In a recent fireside chat with YourStory, Venkatesh Sundar, Founder, and Chief Marketing Officer, Indusface discussed the ways of dealing with outages or failures and minimising their impact.
“It happens to anybody, even with the best in the business, independent of size or scale, since we are dealing with technology, and a complex set of components trying to ensure us with services. Thus, failures and outages are a part and parcel of this business. But the focal point has to be on learnings and how to deal with those failures better and minimising their impact,” said Venkatesh.
Key lessons and learnings
According to him, quite a considerable amount of time is spent on the negative aspects and downtime after an outage or failure, rather than dedicating time to finding the root cause. “I feel that after any outages discussions should be more on better ways for coping and minimising it. When outages occur, we need to learn from them and figure out ways of reducing their impact by applying design for failure concepts so that they can deal with failure in a better way. When someone is providing a service, and if that goes down, it should not impact anything else outside the service value add that is being provided,” explained Venkatesh.

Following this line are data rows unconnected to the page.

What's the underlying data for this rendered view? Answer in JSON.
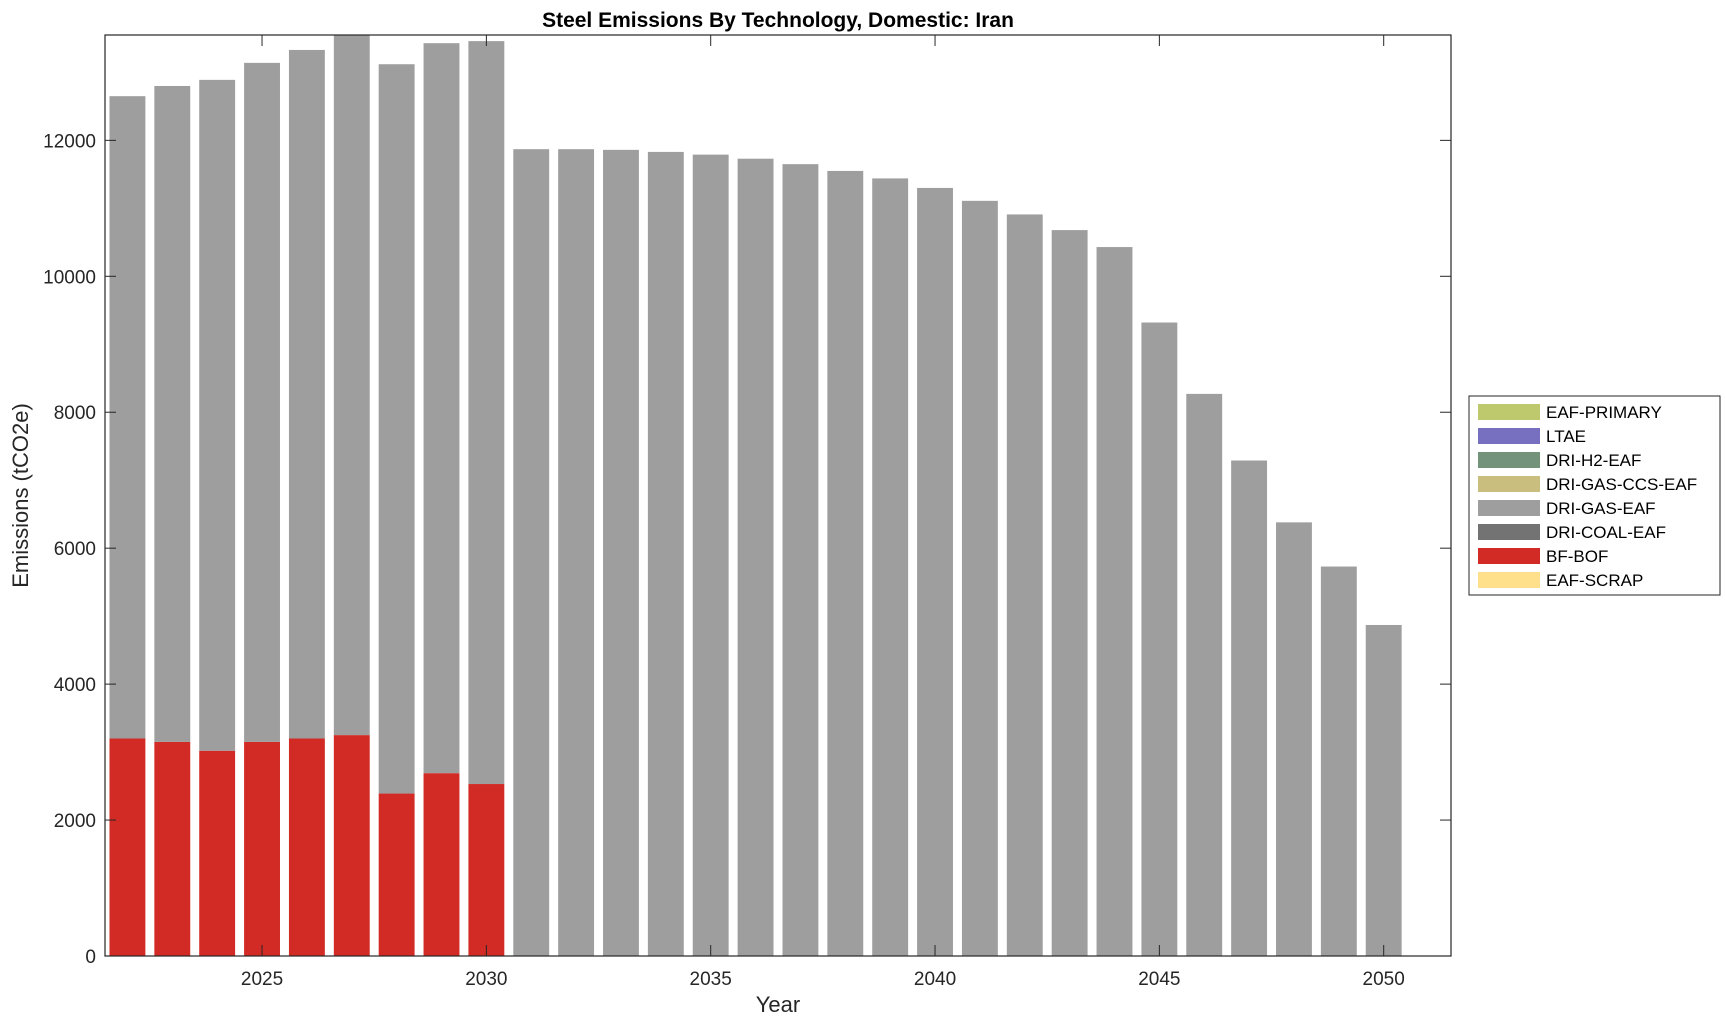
{
  "chart_data": {
    "type": "bar",
    "stacked": true,
    "title": "Steel Emissions By Technology, Domestic: Iran",
    "xlabel": "Year",
    "ylabel": "Emissions (tCO2e)",
    "xlim": [
      2021.5,
      2051.5
    ],
    "ylim": [
      0,
      13550
    ],
    "xticks": [
      2025,
      2030,
      2035,
      2040,
      2045,
      2050
    ],
    "yticks": [
      0,
      2000,
      4000,
      6000,
      8000,
      10000,
      12000
    ],
    "grid": false,
    "legend_position": "right",
    "x": [
      2022,
      2023,
      2024,
      2025,
      2026,
      2027,
      2028,
      2029,
      2030,
      2031,
      2032,
      2033,
      2034,
      2035,
      2036,
      2037,
      2038,
      2039,
      2040,
      2041,
      2042,
      2043,
      2044,
      2045,
      2046,
      2047,
      2048,
      2049,
      2050
    ],
    "series": [
      {
        "name": "EAF-SCRAP",
        "color": "#FFE08A",
        "values": [
          0,
          0,
          0,
          0,
          0,
          0,
          0,
          0,
          0,
          0,
          0,
          0,
          0,
          0,
          0,
          0,
          0,
          0,
          0,
          0,
          0,
          0,
          0,
          0,
          0,
          0,
          0,
          0,
          0
        ]
      },
      {
        "name": "BF-BOF",
        "color": "#D22A24",
        "values": [
          3200,
          3150,
          3020,
          3150,
          3200,
          3250,
          2390,
          2690,
          2530,
          0,
          0,
          0,
          0,
          0,
          0,
          0,
          0,
          0,
          0,
          0,
          0,
          0,
          0,
          0,
          0,
          0,
          0,
          0,
          0
        ]
      },
      {
        "name": "DRI-COAL-EAF",
        "color": "#737373",
        "values": [
          0,
          0,
          0,
          0,
          0,
          0,
          0,
          0,
          0,
          0,
          0,
          0,
          0,
          0,
          0,
          0,
          0,
          0,
          0,
          0,
          0,
          0,
          0,
          0,
          0,
          0,
          0,
          0,
          0
        ]
      },
      {
        "name": "DRI-GAS-EAF",
        "color": "#9E9E9E",
        "values": [
          9450,
          9650,
          9870,
          9990,
          10130,
          10300,
          10730,
          10740,
          10930,
          11870,
          11870,
          11860,
          11830,
          11790,
          11730,
          11650,
          11550,
          11440,
          11300,
          11110,
          10910,
          10680,
          10430,
          9320,
          8270,
          7290,
          6380,
          5730,
          4870
        ]
      },
      {
        "name": "DRI-GAS-CCS-EAF",
        "color": "#C9BE7E",
        "values": [
          0,
          0,
          0,
          0,
          0,
          0,
          0,
          0,
          0,
          0,
          0,
          0,
          0,
          0,
          0,
          0,
          0,
          0,
          0,
          0,
          0,
          0,
          0,
          0,
          0,
          0,
          0,
          0,
          0
        ]
      },
      {
        "name": "DRI-H2-EAF",
        "color": "#73947A",
        "values": [
          0,
          0,
          0,
          0,
          0,
          0,
          0,
          0,
          0,
          0,
          0,
          0,
          0,
          0,
          0,
          0,
          0,
          0,
          0,
          0,
          0,
          0,
          0,
          0,
          0,
          0,
          0,
          0,
          0
        ]
      },
      {
        "name": "LTAE",
        "color": "#7770C0",
        "values": [
          0,
          0,
          0,
          0,
          0,
          0,
          0,
          0,
          0,
          0,
          0,
          0,
          0,
          0,
          0,
          0,
          0,
          0,
          0,
          0,
          0,
          0,
          0,
          0,
          0,
          0,
          0,
          0,
          0
        ]
      },
      {
        "name": "EAF-PRIMARY",
        "color": "#BEC96E",
        "values": [
          0,
          0,
          0,
          0,
          0,
          0,
          0,
          0,
          0,
          0,
          0,
          0,
          0,
          0,
          0,
          0,
          0,
          0,
          0,
          0,
          0,
          0,
          0,
          0,
          0,
          0,
          0,
          0,
          0
        ]
      }
    ],
    "legend_order": [
      "EAF-PRIMARY",
      "LTAE",
      "DRI-H2-EAF",
      "DRI-GAS-CCS-EAF",
      "DRI-GAS-EAF",
      "DRI-COAL-EAF",
      "BF-BOF",
      "EAF-SCRAP"
    ]
  }
}
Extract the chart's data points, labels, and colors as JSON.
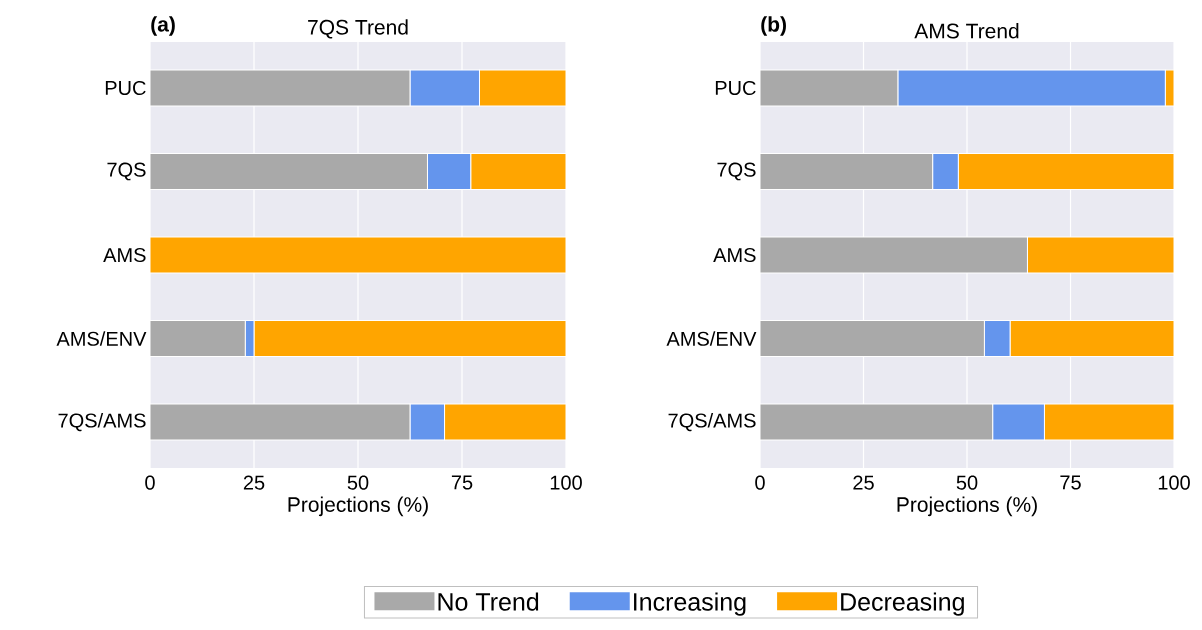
{
  "chart_data": [
    {
      "type": "bar",
      "orientation": "horizontal",
      "stacked": true,
      "title": "7QS Trend",
      "xlabel": "Projections (%)",
      "annotations": [
        "(a)"
      ],
      "categories": [
        "PUC",
        "7QS",
        "AMS",
        "AMS/ENV",
        "7QS/AMS"
      ],
      "series": [
        {
          "name": "No Trend",
          "color": "#a9a9a9",
          "values": [
            62.5,
            66.7,
            0,
            22.9,
            62.5
          ]
        },
        {
          "name": "Increasing",
          "color": "#6495ed",
          "values": [
            16.7,
            10.4,
            0,
            2.1,
            8.3
          ]
        },
        {
          "name": "Decreasing",
          "color": "#ffa500",
          "values": [
            20.8,
            22.9,
            100,
            75,
            29.2
          ]
        }
      ],
      "xlim": [
        0,
        100
      ],
      "xticks": [
        0,
        25,
        50,
        75,
        100
      ],
      "grid": "x",
      "legend": "bottom"
    },
    {
      "type": "bar",
      "orientation": "horizontal",
      "stacked": true,
      "title": "AMS Trend",
      "xlabel": "Projections (%)",
      "annotations": [
        "(b)"
      ],
      "categories": [
        "PUC",
        "7QS",
        "AMS",
        "AMS/ENV",
        "7QS/AMS"
      ],
      "series": [
        {
          "color": "#a9a9a9",
          "values": [
            33.3,
            41.7,
            64.6,
            54.2,
            56.2
          ]
        },
        {
          "color": "#6495ed",
          "values": [
            64.6,
            6.2,
            0,
            6.2,
            12.5
          ]
        },
        {
          "color": "#ffa500",
          "values": [
            2.1,
            52.1,
            35.4,
            39.6,
            31.3
          ]
        }
      ],
      "xlim": [
        0,
        100
      ],
      "xticks": [
        0,
        25,
        50,
        75,
        100
      ],
      "grid": "x"
    }
  ]
}
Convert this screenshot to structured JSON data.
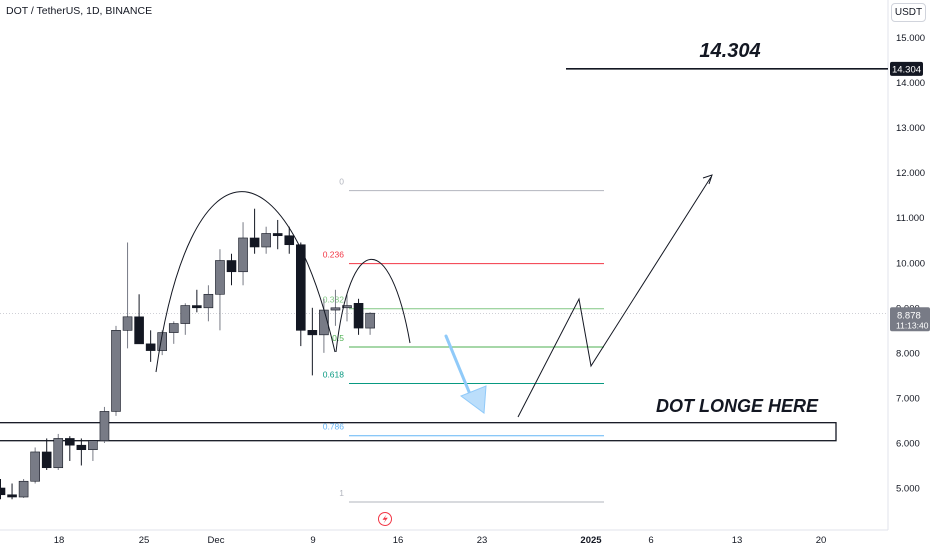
{
  "header": {
    "title": "DOT / TetherUS, 1D, BINANCE"
  },
  "currency_button": "USDT",
  "colors": {
    "up_candle": "#787b86",
    "down_candle": "#131722",
    "fib_0": "#b2b5be",
    "fib_236": "#f23645",
    "fib_382": "#81c784",
    "fib_5": "#4caf50",
    "fib_618": "#089981",
    "fib_786": "#64b5f6",
    "fib_1": "#b2b5be",
    "arrow_blue": "#90caf9",
    "price_tag": "#131722"
  },
  "annotations": {
    "target_label": "14.304",
    "target_tag": "14.304",
    "entry_label": "DOT LONGE HERE",
    "current_price": "8.878",
    "countdown": "11:13:40"
  },
  "icons": [
    "lightning-icon"
  ],
  "chart_data": {
    "type": "candlestick",
    "y_axis": {
      "ticks": [
        "15.000",
        "14.000",
        "13.000",
        "12.000",
        "11.000",
        "10.000",
        "9.000",
        "8.000",
        "7.000",
        "6.000",
        "5.000"
      ],
      "ylim": [
        4.7,
        15.3
      ]
    },
    "x_axis": {
      "ticks": [
        "18",
        "25",
        "Dec",
        "9",
        "16",
        "23",
        "2025",
        "6",
        "13",
        "20"
      ]
    },
    "candles": [
      {
        "o": 5.0,
        "h": 5.2,
        "l": 4.75,
        "c": 4.85
      },
      {
        "o": 4.85,
        "h": 5.1,
        "l": 4.75,
        "c": 4.8
      },
      {
        "o": 4.8,
        "h": 5.2,
        "l": 4.78,
        "c": 5.15
      },
      {
        "o": 5.15,
        "h": 5.9,
        "l": 5.1,
        "c": 5.8
      },
      {
        "o": 5.8,
        "h": 6.1,
        "l": 5.4,
        "c": 5.45
      },
      {
        "o": 5.45,
        "h": 6.2,
        "l": 5.4,
        "c": 6.1
      },
      {
        "o": 6.1,
        "h": 6.15,
        "l": 5.6,
        "c": 5.95
      },
      {
        "o": 5.95,
        "h": 6.1,
        "l": 5.5,
        "c": 5.85
      },
      {
        "o": 5.85,
        "h": 6.05,
        "l": 5.6,
        "c": 6.05
      },
      {
        "o": 6.05,
        "h": 6.8,
        "l": 6.0,
        "c": 6.7
      },
      {
        "o": 6.7,
        "h": 8.6,
        "l": 6.6,
        "c": 8.5
      },
      {
        "o": 8.5,
        "h": 10.45,
        "l": 8.1,
        "c": 8.8
      },
      {
        "o": 8.8,
        "h": 9.3,
        "l": 8.2,
        "c": 8.2
      },
      {
        "o": 8.2,
        "h": 8.5,
        "l": 7.8,
        "c": 8.05
      },
      {
        "o": 8.05,
        "h": 8.5,
        "l": 7.95,
        "c": 8.45
      },
      {
        "o": 8.45,
        "h": 8.7,
        "l": 8.2,
        "c": 8.65
      },
      {
        "o": 8.65,
        "h": 9.1,
        "l": 8.4,
        "c": 9.05
      },
      {
        "o": 9.05,
        "h": 9.4,
        "l": 8.9,
        "c": 9.0
      },
      {
        "o": 9.0,
        "h": 9.5,
        "l": 8.7,
        "c": 9.3
      },
      {
        "o": 9.3,
        "h": 10.3,
        "l": 8.5,
        "c": 10.05
      },
      {
        "o": 10.05,
        "h": 10.2,
        "l": 9.5,
        "c": 9.8
      },
      {
        "o": 9.8,
        "h": 10.9,
        "l": 9.5,
        "c": 10.55
      },
      {
        "o": 10.55,
        "h": 11.2,
        "l": 10.2,
        "c": 10.35
      },
      {
        "o": 10.35,
        "h": 10.8,
        "l": 10.2,
        "c": 10.65
      },
      {
        "o": 10.65,
        "h": 10.95,
        "l": 10.3,
        "c": 10.6
      },
      {
        "o": 10.6,
        "h": 10.8,
        "l": 10.2,
        "c": 10.4
      },
      {
        "o": 10.4,
        "h": 10.45,
        "l": 8.15,
        "c": 8.5
      },
      {
        "o": 8.5,
        "h": 9.0,
        "l": 7.5,
        "c": 8.4
      },
      {
        "o": 8.4,
        "h": 9.2,
        "l": 8.0,
        "c": 8.95
      },
      {
        "o": 8.95,
        "h": 9.4,
        "l": 8.6,
        "c": 9.0
      },
      {
        "o": 9.0,
        "h": 9.3,
        "l": 8.7,
        "c": 9.05
      },
      {
        "o": 9.1,
        "h": 9.2,
        "l": 8.4,
        "c": 8.55
      },
      {
        "o": 8.55,
        "h": 8.9,
        "l": 8.4,
        "c": 8.88
      }
    ],
    "fibonacci": [
      {
        "level": "0",
        "price": 11.6
      },
      {
        "level": "0.236",
        "price": 9.98
      },
      {
        "level": "0.382",
        "price": 8.98
      },
      {
        "level": "0.5",
        "price": 8.13
      },
      {
        "level": "0.618",
        "price": 7.32
      },
      {
        "level": "0.786",
        "price": 6.16
      },
      {
        "level": "1",
        "price": 4.69
      }
    ],
    "target_price": 14.304,
    "current_price": 8.878,
    "support_zone": [
      6.05,
      6.45
    ]
  }
}
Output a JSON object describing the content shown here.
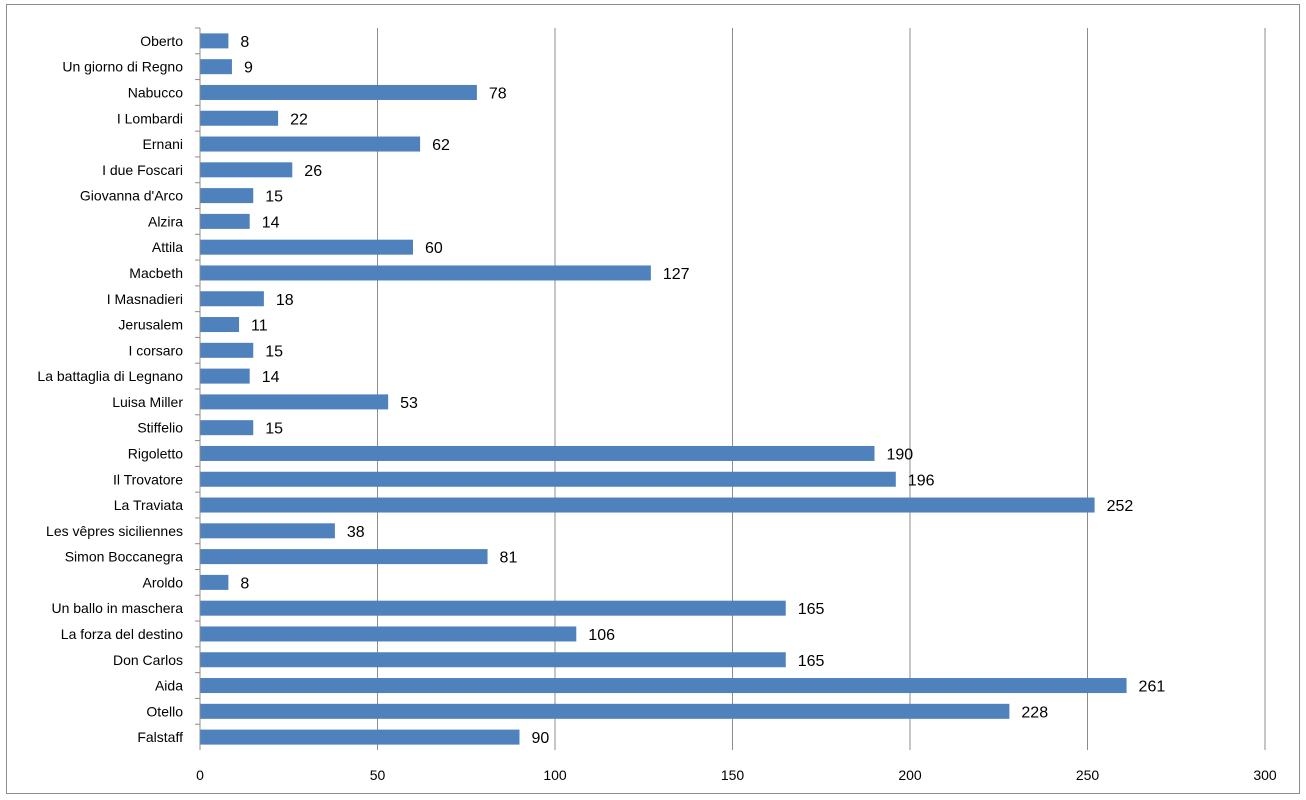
{
  "chart_data": {
    "type": "bar",
    "orientation": "horizontal",
    "categories": [
      "Oberto",
      "Un giorno di Regno",
      "Nabucco",
      "I Lombardi",
      "Ernani",
      "I due Foscari",
      "Giovanna d'Arco",
      "Alzira",
      "Attila",
      "Macbeth",
      "I Masnadieri",
      "Jerusalem",
      "I corsaro",
      "La battaglia di Legnano",
      "Luisa Miller",
      "Stiffelio",
      "Rigoletto",
      "Il Trovatore",
      "La Traviata",
      "Les vêpres siciliennes",
      "Simon Boccanegra",
      "Aroldo",
      "Un ballo in maschera",
      "La forza del destino",
      "Don Carlos",
      "Aida",
      "Otello",
      "Falstaff"
    ],
    "values": [
      8,
      9,
      78,
      22,
      62,
      26,
      15,
      14,
      60,
      127,
      18,
      11,
      15,
      14,
      53,
      15,
      190,
      196,
      252,
      38,
      81,
      8,
      165,
      106,
      165,
      261,
      228,
      90
    ],
    "title": "",
    "xlabel": "",
    "ylabel": "",
    "xlim": [
      0,
      300
    ],
    "x_ticks": [
      "0",
      "50",
      "100",
      "150",
      "200",
      "250",
      "300"
    ],
    "grid": "vertical",
    "legend": "none",
    "bar_color": "#4f81bd",
    "grid_color": "#8c8c8c"
  }
}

“Of course, outages are a part of the business, But when the downtime happens, one has to also have capabilities in place to restrict its impact only to the services being provided by the component that went down and nothing more, and that’s our underlying philosophy at Indusface,” he said.
Cloudflare service is essentially a reverse proxy that acts as an intermediary for all the internet traffic. When this entire stack goes down if CloudFlare had mechanisms in place to have traffic automatically routed towards the application it would not have brought down the sites. This was not done and took down all the business sites along with their outage” added Venkatesh.
So, what’s the role of Indusface in this scenario? Here, Venkatesh added, “We also are a reverse proxy providing security and acceleration services to many critical businesses similar to the ones mentioned in this news. A significant amount of our engineering muscle and innovation was put in from Day 1 for ensuring that if we go down we do so without the customers being impacted. There is monitoring in place every few seconds to check that the site is available. If it is not available and it is due to the customer site being down, we inform the customers to fix it. But if it is not available because we are down, then our auto-bypass feature kicks in and isolates the impact of the outage by keeping it restricted to only our services not being available at that time. This is one of the most engineered features that we would never want to use, as its usage means our failure. But, paradoxically, we also wear it as a badge of honour as a saviour as when we go down we do not take our customers’ sites down with us.”
He also admits to failing, and every time they use it feels like one more time than needed and should not happen again. “As engineers, by default, the thinking is to build for capability and scale, and we have to force the discussion around the consequences of downtime. So, this outage should act as a trigger for discussion around that when the downtime happens to discuss upfront what would be the areas of impact and ways of minimising it. We feel proud that we successfully have those aspects of service isolation of outages covered in our offering .”
Closing thoughts
Venkatesh would like to encourage every vendor, including Indusface’s existing customers to keep pushing them hard, not just on capabilities and differentiation, but also to discuss the worst-case scenario and the business impact of it, as designing for failure has to be the underlying thought process to mitigate and manage failures in a better way.
“It’s not just software vendors, engineers, or technology vendors, to put that engineering muscle into place, but also the customer buying it should have those discussions in place, on what would happen if things go down, what are the checks and balances, while minimising the surface area of outages are in place. Hence the world will be a better place, and headlines like these would reduce in numbers. Yes, it’s boring, but boring is good in this business,” he added.